Here are a few pictures of my reloading area. Many of the pieces are not totally set up yet because of new purchases, modifications or upgrades.If you decide to take the plunge into reloading, whether it be shotshell or case, it is very important to make sure you don’t just blow $1k without an actual plan. Let’s take my case loading area for instance. When I first started loading, I picked up a Lee Classic reloading kit for about $100. They are a bit more expensive now. Even though I now have 3 other presses, 1 of which is a progressive, I still use the items from that initial kit even today. The hand primer that comes in the kit is actually the quickest and slickest ways to prime cases.
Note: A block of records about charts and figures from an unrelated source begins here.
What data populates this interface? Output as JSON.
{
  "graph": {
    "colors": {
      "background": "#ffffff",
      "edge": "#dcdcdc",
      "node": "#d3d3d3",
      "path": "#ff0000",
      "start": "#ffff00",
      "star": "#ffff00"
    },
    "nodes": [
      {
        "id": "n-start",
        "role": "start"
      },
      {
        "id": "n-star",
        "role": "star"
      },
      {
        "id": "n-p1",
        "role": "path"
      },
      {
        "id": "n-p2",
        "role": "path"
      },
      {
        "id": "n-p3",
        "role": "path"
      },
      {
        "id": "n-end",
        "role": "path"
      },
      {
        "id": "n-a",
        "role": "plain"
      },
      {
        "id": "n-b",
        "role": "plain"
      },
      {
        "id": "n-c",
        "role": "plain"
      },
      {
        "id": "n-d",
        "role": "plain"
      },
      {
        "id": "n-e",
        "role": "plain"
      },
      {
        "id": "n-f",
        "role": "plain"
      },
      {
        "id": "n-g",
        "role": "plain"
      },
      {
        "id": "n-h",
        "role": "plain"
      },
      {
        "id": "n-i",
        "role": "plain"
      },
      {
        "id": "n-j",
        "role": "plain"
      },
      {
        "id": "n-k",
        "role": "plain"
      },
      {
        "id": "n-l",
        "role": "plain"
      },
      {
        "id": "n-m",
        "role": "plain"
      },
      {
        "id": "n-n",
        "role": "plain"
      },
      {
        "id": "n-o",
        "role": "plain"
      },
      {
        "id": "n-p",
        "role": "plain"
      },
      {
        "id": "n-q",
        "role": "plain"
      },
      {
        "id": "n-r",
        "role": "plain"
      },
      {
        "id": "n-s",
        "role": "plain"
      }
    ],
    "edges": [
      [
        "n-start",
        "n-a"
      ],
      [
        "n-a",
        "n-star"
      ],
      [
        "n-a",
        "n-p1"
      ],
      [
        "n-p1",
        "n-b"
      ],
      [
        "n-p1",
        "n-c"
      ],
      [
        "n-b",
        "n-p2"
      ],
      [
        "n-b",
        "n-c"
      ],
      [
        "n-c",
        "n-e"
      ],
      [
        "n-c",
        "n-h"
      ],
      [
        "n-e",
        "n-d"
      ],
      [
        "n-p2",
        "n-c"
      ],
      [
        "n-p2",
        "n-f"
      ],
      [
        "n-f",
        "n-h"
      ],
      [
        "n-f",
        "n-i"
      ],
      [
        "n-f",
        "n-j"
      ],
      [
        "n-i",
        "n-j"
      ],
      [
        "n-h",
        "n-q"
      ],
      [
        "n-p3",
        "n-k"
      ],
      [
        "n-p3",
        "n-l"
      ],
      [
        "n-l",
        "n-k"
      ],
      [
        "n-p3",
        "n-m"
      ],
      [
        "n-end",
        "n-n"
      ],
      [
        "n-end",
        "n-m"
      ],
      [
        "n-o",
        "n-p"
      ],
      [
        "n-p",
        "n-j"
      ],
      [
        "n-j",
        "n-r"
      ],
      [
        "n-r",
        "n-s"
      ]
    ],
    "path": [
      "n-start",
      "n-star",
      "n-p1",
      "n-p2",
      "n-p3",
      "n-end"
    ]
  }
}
I love it and actually use the crap out of it when I am doing my precision reloads for hunting. Take this approach if you get into shotshell reloading as well. If you decide that you want to “take the plunge” ensure that you get something that can be used later one. For instance, getting a MEC Steelmaster for 3 1/2″ 12 gauge shells can be used for quite a while to make very precise goose loads. MEC 9000 series progressive can be swapped for 2 3/4″ and 3″, but will not do 3 1/2″ shells. This means that the initial investment for reloading goose loads can actually get you into the game fairly inexpensively, but will continue to get use even if you spring for a progressive MEC 9000 series.
Hopefully, this helps you to make up your mind and lets you get your start in shotshell reloading. Just remember that about 90% of what people claim as “fact” about their preferred brand is actually not fact. It is mostly opinion or false claims. Do you homework and ensure you get what fits your needs and budget.